While discussing and wondering about the fate that might befall Mott’s –an upscale restaurant or boutique? condos?– Walter Street neighbor Jordan LaCrosse found herself mulling ideas over with her neighbors. What if, they wondered, the neighbors saved Mott’s?
To some, the idea of saving Mott’s may not make much sense: after all, the location is just four blocks away from the Safeway on 14th and D SE, and about five blocks away from Eastern Market (and Yes! and Trader Joe’s). There is an upscale corner store, Wine and Butter, at 11th right off Lincoln Park. Why save Mott’s? For one, it’s always been a grocery store: having a stake in what comes in to replace the store would be preserving an important bit of old Washington. You can read more about Mott’s Market and its place in Washington business history here.
But most importantly, a corner store is an incredible convenience. Being able to walk just one or two blocks for some emergency toilet paper is the kind of small blessing that living in a city bestows upon you. It’s also a place accessible to everyone: From young kids making their first purchases and learning how to make change, to people with limited mobility, to anyone on a tight budget, a corner store is a help, a friend, and a set of eyes watching out for others. A corner store is a gathering place and a little bit of salvation for when you forgot something. For neighbor Amanda Meyers, “Mott’s was a great resource to our community and was a staple for my husband Aaron and me… Family-run corner stores are a hallmark of DC and Capitol Hill history and a part of our neighborhood culture that we don’t want to lose.”

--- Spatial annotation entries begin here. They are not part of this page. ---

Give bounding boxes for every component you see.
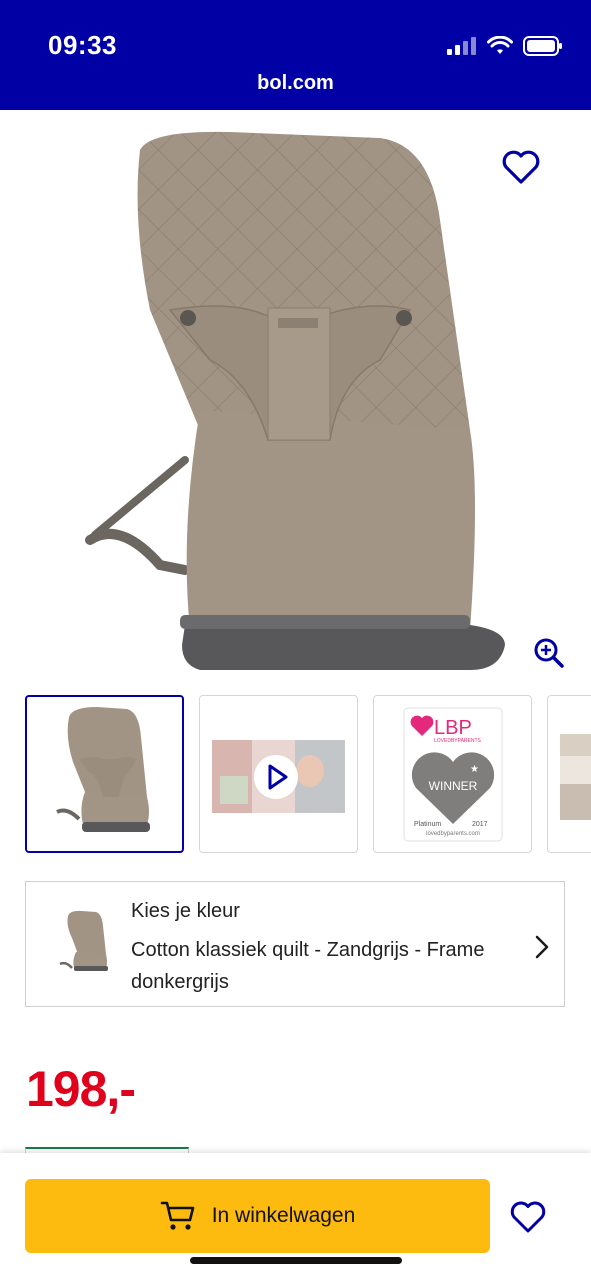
variant-thumbnail-image <box>59 910 108 971</box>
battery-icon <box>523 36 562 56</box>
award-year: 2017 <box>472 821 488 828</box>
status-icons <box>447 36 563 56</box>
thumbnail-bouncer-image <box>56 707 150 832</box>
cart-icon <box>160 1201 195 1230</box>
color-variant-selector[interactable]: Kies je kleur Cotton klassiek quilt - Za… <box>25 881 565 1007</box>
thumbnail-partial-image <box>560 734 591 820</box>
thumbnail-1[interactable] <box>25 695 184 853</box>
award-label: WINNER <box>429 779 478 793</box>
add-to-cart-button[interactable]: In winkelwagen <box>25 1179 490 1253</box>
favorite-heart-icon[interactable] <box>500 148 542 186</box>
thumbnail-award[interactable]: LBP LOVEDBYPARENTS WINNER ★ Platinum 201… <box>373 695 532 853</box>
zoom-in-icon[interactable] <box>532 636 566 670</box>
thumbnail-video[interactable] <box>199 695 358 853</box>
bouncer-image <box>85 131 505 670</box>
bottom-action-bar: In winkelwagen <box>0 1153 591 1280</box>
thumbnail-4[interactable] <box>547 695 591 853</box>
product-hero-image[interactable] <box>0 110 591 685</box>
page-url[interactable]: bol.com <box>0 72 591 95</box>
award-badge-image: LBP LOVEDBYPARENTS WINNER ★ Platinum 201… <box>403 707 503 842</box>
star-icon: ★ <box>470 764 479 775</box>
award-tier: Platinum <box>414 821 441 828</box>
variant-title: Kies je kleur <box>131 900 240 922</box>
award-site: lovedbyparents.com <box>426 831 480 837</box>
home-indicator[interactable] <box>190 1257 402 1264</box>
variant-description: Cotton klassiek quilt - Zandgrijs - Fram… <box>131 939 485 993</box>
award-brand-sub: LOVEDBYPARENTS <box>434 738 482 744</box>
product-price: 198,- <box>26 1061 136 1117</box>
browser-top-bar: 09:33 bol.com <box>0 0 591 110</box>
video-thumbnail-image <box>212 740 345 813</box>
add-to-cart-label: In winkelwagen <box>211 1204 356 1227</box>
signal-icon <box>447 37 476 55</box>
wifi-icon <box>487 36 513 54</box>
chevron-right-icon <box>535 935 549 959</box>
wishlist-heart-icon[interactable] <box>508 1199 548 1235</box>
thumbnail-strip[interactable]: LBP LOVEDBYPARENTS WINNER ★ Platinum 201… <box>0 693 591 857</box>
award-brand: LBP <box>434 717 472 739</box>
status-time: 09:33 <box>48 30 117 60</box>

Back to the story: Nearby neighbors started chatting about their plans up and down the street. As neighbor Scott Davis said, ” If there were no porches on Walter Street, this wouldn’t have happened.” But the more they chatted, the more serious things became: What if the neighbors could pitch in to buy Mott’s and have a say in what they want coming to the space? To this effect, the neighbors have come together and created a movement they call Save Mott’s Market. Jordan tells me she and her fellow organizers have created an LLC so as to be part owners in the property. They are excited to welcome as many neighbors as possible to be involved and be stakeholders, especially as a deadline approaches: The building’s sellers are accepting offers through Friday, April 8, and Save Mott’s Market is hoping to put in a bid. The group will be doing a walk-through of the property this afternoon and are trying to reach as many neighbors as possible so that as many people as wish to do so can own a little piece of Mott’s.
What happens if they are outbid on Friday? Jordan assures me that this would not be the end of Save Mott’s: After all, when a new business comes in, they have to approach the ANC and the neighborhood about any changes or modifications they may want to introduce. SMM is planning on making sure that, should their bid not be accepted, they’ll still be engaged and involved in the future of this little store that has meant so much to so many.